Rewiring the system is the job of the DNI's chief information officer, retired Air Force Gen. Dale Meyerrose. A 30-year intelligence veteran, Meyerrose ran it for NORAD–the North American Aerospace Defense Command–where he earned a reputation for bucking the bureaucracy to get things done. At the DNI office, Meyerrose has focused his efforts on revamping the community's security protocols—the bedrock standards that, while protecting sensitive data, are also among the biggest obstacles to communication and sharing intelligence. To find the best way forward, Meyerrose took a novel tack: He opened up discussion of the nation's most sensitive computer networks to outsiders. Over the objections of some, Meyerrose brought together 700 experts from across the government, industry, and academia to a conference on how to put together a state-of-the-art security infrastructure that could be built upon for years. "We don't have the corner on the market on technology and technology brains," says Meyerrose, who argues that the DNI is merely looking for the best ideas, not giving away secrets. "Even today, I have people within the government who say, 'You're treading on thin ice here.' OK, so I'm treading on thin ice. But we're pressing ahead. We're going to completely take a new approach." A new plan is expected by early next year.

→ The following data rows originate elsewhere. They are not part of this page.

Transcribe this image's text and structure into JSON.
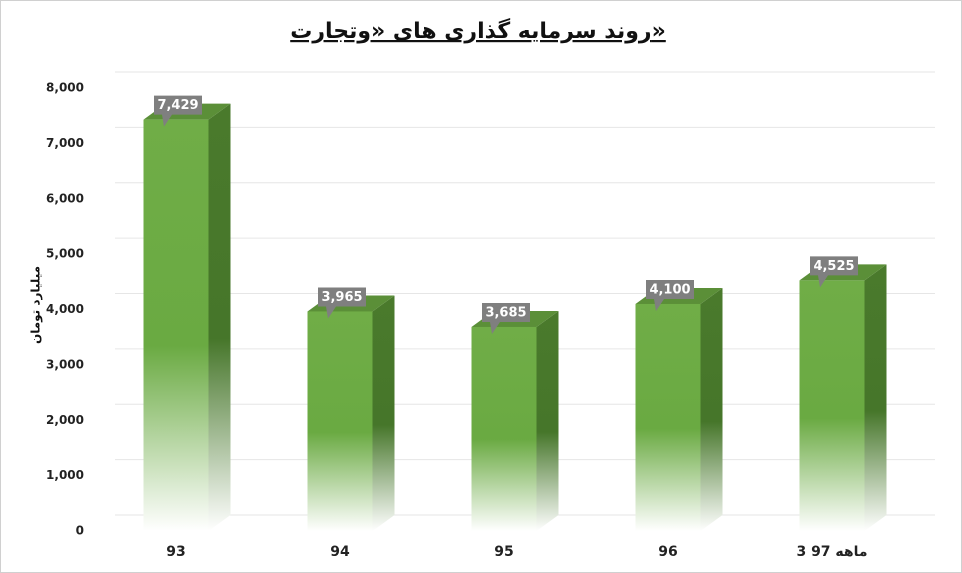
{
  "chart_data": {
    "type": "bar3d",
    "title": "روند سرمایه گذاری های «وتجارت»",
    "y_label": "میلیارد تومان",
    "categories": [
      "93",
      "94",
      "95",
      "96",
      "3 ماهه 97"
    ],
    "values": [
      7429,
      3965,
      3685,
      4100,
      4525
    ],
    "value_labels": [
      "7,429",
      "3,965",
      "3,685",
      "4,100",
      "4,525"
    ],
    "color": "#70ad47",
    "ylim": [
      0,
      8000
    ],
    "yticks": [
      0,
      {
        "value": 1000,
        "label": "1,000"
      },
      {
        "value": 2000,
        "label": "2,000"
      },
      {
        "value": 3000,
        "label": "3,000"
      },
      {
        "value": 4000,
        "label": "4,000"
      },
      {
        "value": 5000,
        "label": "5,000"
      },
      {
        "value": 6000,
        "label": "6,000"
      },
      {
        "value": 7000,
        "label": "7,000"
      },
      {
        "value": 8000,
        "label": "8,000"
      }
    ],
    "grid": true
  }
}
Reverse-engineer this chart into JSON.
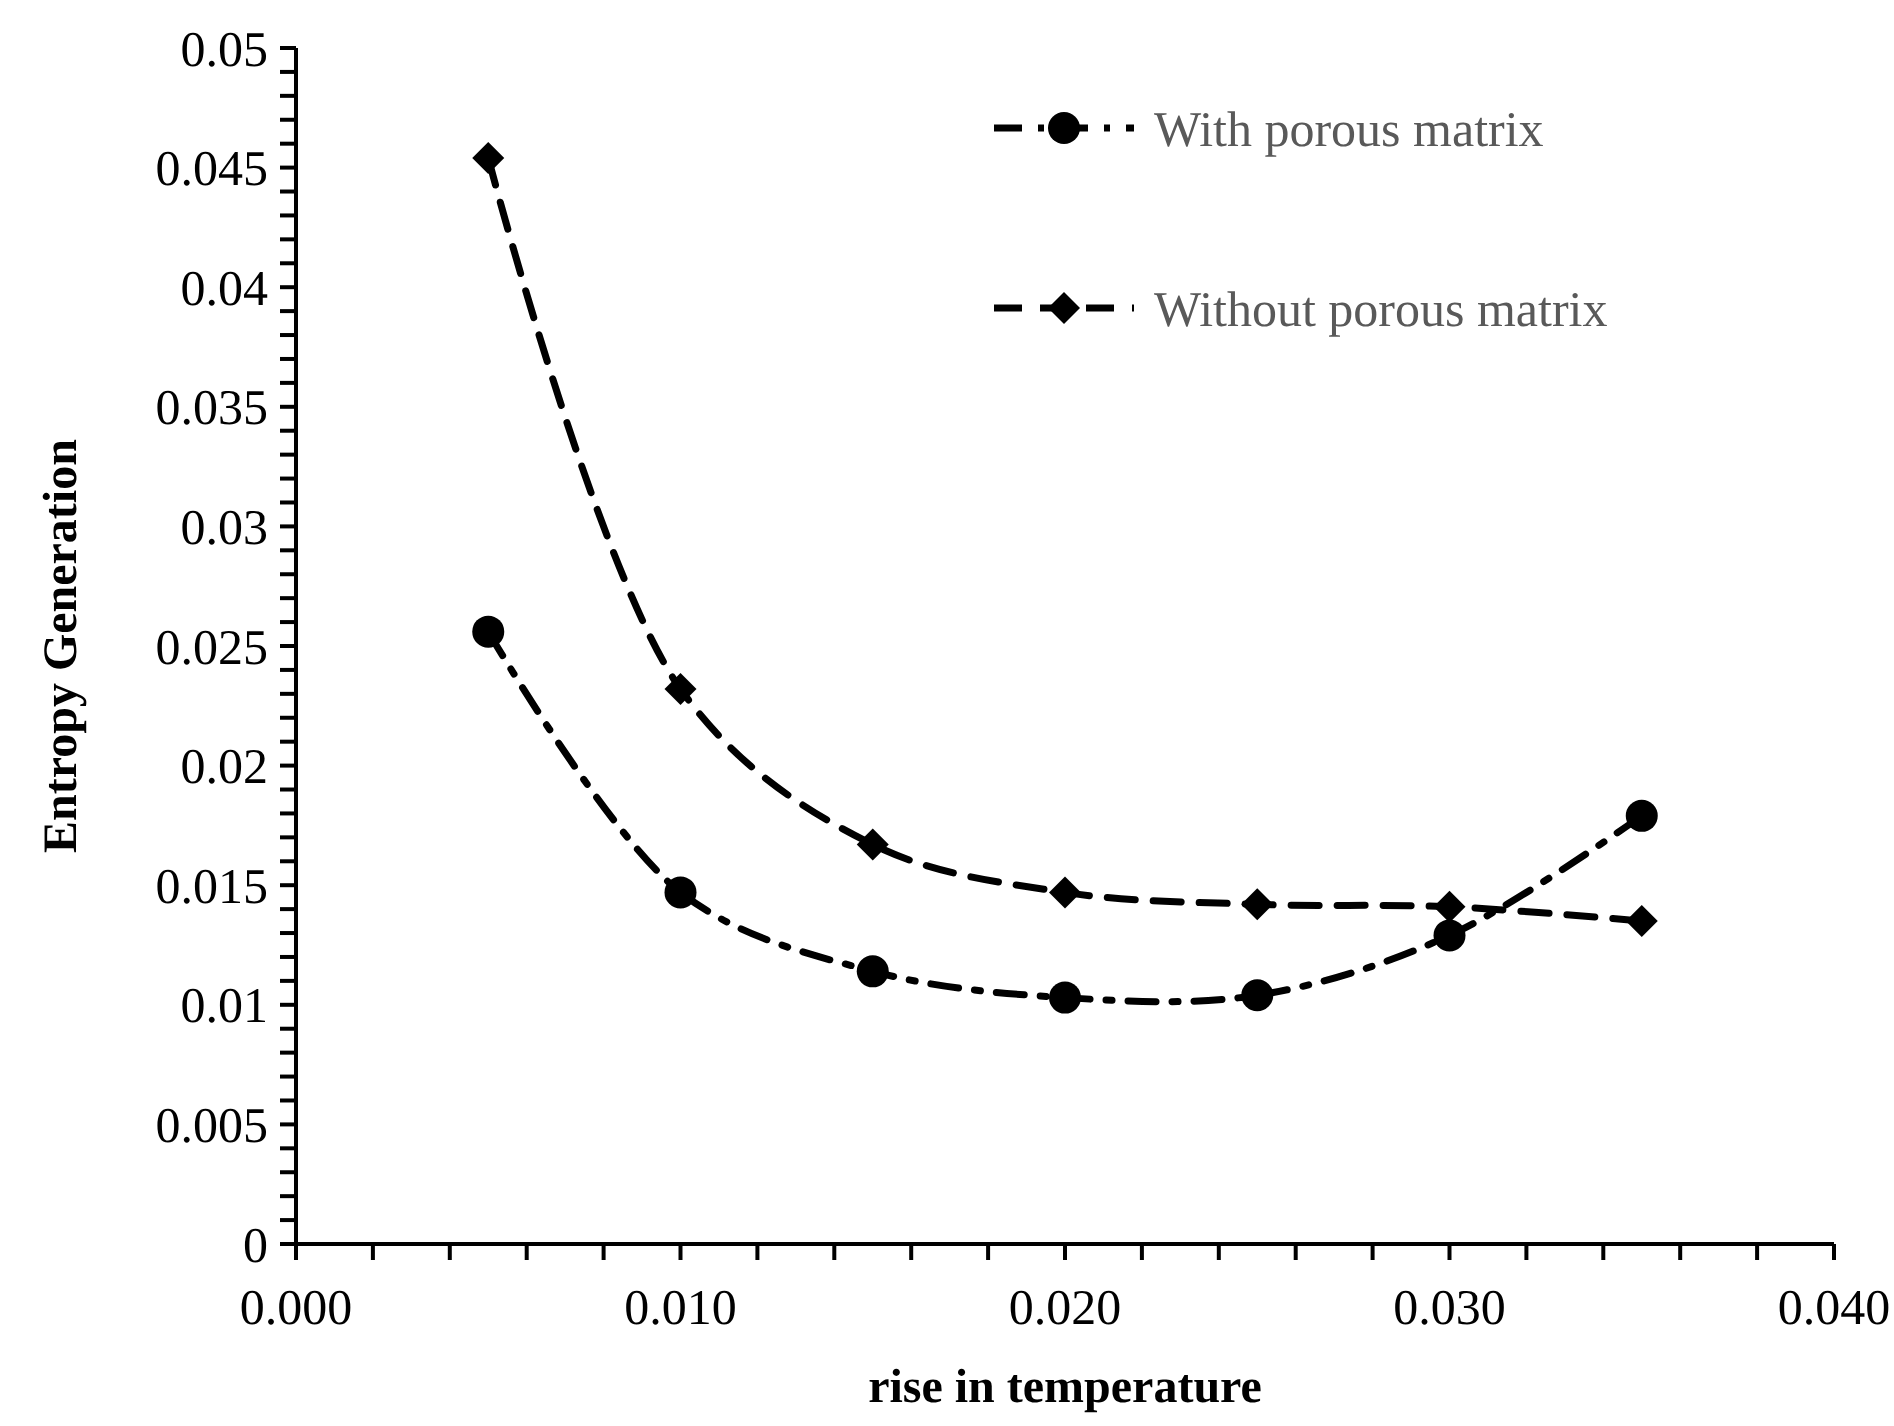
{
  "chart_data": {
    "type": "line",
    "xlabel": "rise in temperature",
    "ylabel": "Entropy Generation",
    "x": [
      0.005,
      0.01,
      0.015,
      0.02,
      0.025,
      0.03,
      0.035
    ],
    "series": [
      {
        "name": "With porous matrix",
        "color": "#000000",
        "marker": "circle",
        "line_style": "dashdot",
        "values": [
          0.0256,
          0.0147,
          0.0114,
          0.0103,
          0.0104,
          0.0129,
          0.0179
        ]
      },
      {
        "name": "Without porous matrix",
        "color": "#000000",
        "marker": "diamond",
        "line_style": "dashed",
        "values": [
          0.0454,
          0.0232,
          0.0167,
          0.0147,
          0.0142,
          0.0141,
          0.0135
        ]
      }
    ],
    "xlim": [
      0,
      0.04
    ],
    "xticks": [
      {
        "value": 0,
        "label": "0.000"
      },
      {
        "value": 0.002,
        "label": null
      },
      {
        "value": 0.004,
        "label": null
      },
      {
        "value": 0.006,
        "label": null
      },
      {
        "value": 0.008,
        "label": null
      },
      {
        "value": 0.01,
        "label": "0.010"
      },
      {
        "value": 0.012,
        "label": null
      },
      {
        "value": 0.014,
        "label": null
      },
      {
        "value": 0.016,
        "label": null
      },
      {
        "value": 0.018,
        "label": null
      },
      {
        "value": 0.02,
        "label": "0.020"
      },
      {
        "value": 0.022,
        "label": null
      },
      {
        "value": 0.024,
        "label": null
      },
      {
        "value": 0.026,
        "label": null
      },
      {
        "value": 0.028,
        "label": null
      },
      {
        "value": 0.03,
        "label": "0.030"
      },
      {
        "value": 0.032,
        "label": null
      },
      {
        "value": 0.034,
        "label": null
      },
      {
        "value": 0.036,
        "label": null
      },
      {
        "value": 0.038,
        "label": null
      },
      {
        "value": 0.04,
        "label": "0.040"
      }
    ],
    "ylim": [
      0,
      0.05
    ],
    "yticks": [
      0,
      {
        "value": 0.001,
        "label": null
      },
      {
        "value": 0.002,
        "label": null
      },
      {
        "value": 0.003,
        "label": null
      },
      {
        "value": 0.004,
        "label": null
      },
      0.005,
      {
        "value": 0.006,
        "label": null
      },
      {
        "value": 0.007,
        "label": null
      },
      {
        "value": 0.008,
        "label": null
      },
      {
        "value": 0.009,
        "label": null
      },
      0.01,
      {
        "value": 0.011,
        "label": null
      },
      {
        "value": 0.012,
        "label": null
      },
      {
        "value": 0.013,
        "label": null
      },
      {
        "value": 0.014,
        "label": null
      },
      0.015,
      {
        "value": 0.016,
        "label": null
      },
      {
        "value": 0.017,
        "label": null
      },
      {
        "value": 0.018,
        "label": null
      },
      {
        "value": 0.019,
        "label": null
      },
      0.02,
      {
        "value": 0.021,
        "label": null
      },
      {
        "value": 0.022,
        "label": null
      },
      {
        "value": 0.023,
        "label": null
      },
      {
        "value": 0.024,
        "label": null
      },
      0.025,
      {
        "value": 0.026,
        "label": null
      },
      {
        "value": 0.027,
        "label": null
      },
      {
        "value": 0.028,
        "label": null
      },
      {
        "value": 0.029,
        "label": null
      },
      0.03,
      {
        "value": 0.031,
        "label": null
      },
      {
        "value": 0.032,
        "label": null
      },
      {
        "value": 0.033,
        "label": null
      },
      {
        "value": 0.034,
        "label": null
      },
      0.035,
      {
        "value": 0.036,
        "label": null
      },
      {
        "value": 0.037,
        "label": null
      },
      {
        "value": 0.038,
        "label": null
      },
      {
        "value": 0.039,
        "label": null
      },
      0.04,
      {
        "value": 0.041,
        "label": null
      },
      {
        "value": 0.042,
        "label": null
      },
      {
        "value": 0.043,
        "label": null
      },
      {
        "value": 0.044,
        "label": null
      },
      0.045,
      {
        "value": 0.046,
        "label": null
      },
      {
        "value": 0.047,
        "label": null
      },
      {
        "value": 0.048,
        "label": null
      },
      {
        "value": 0.049,
        "label": null
      },
      0.05
    ],
    "grid": false,
    "legend": "top right"
  }
}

Meyerrose's office was the prime mover in the effort to open up the Pentagon's SIPRNET to U.S. allies. He has also helped pry open Intelink, a closed Internet system that contains millions of intelligence documents and hundreds of databases, ranging from top secret to unclassified. In the past five months, Intelink users have grown from 40,000 to over a million, and it can now link to some 4 million computers around the globe.

Still, there are growing pains. In the spring, Meyerrose was asked by officials to set up an electronic network to plan for an avian flu pandemic, to run at both the classified and unclassified level. Within a week, Meyerrose's people had put up the classified system on Intelink, but it took eight weeks to launch the unclassified one. The problem: When intelligence agencies have unclassified information, they tend to reflexively stamp it ORCON–Originator Controlled–meaning that no other agency can access it without explicit permission. It's the kind of information hoarding that drives intelligence reformers up the wall. Because of ORCON, says Meyerrose, "95 percent of the information put on the unclassified portal was inaccessible by any other organization." Once the DNI insisted the information be released, the avian flu network grew 10-fold in just four weeks, to 38,000 users. "It had nothing to do with technology," says Meyerrose. "Setting up the portals only took a few hours."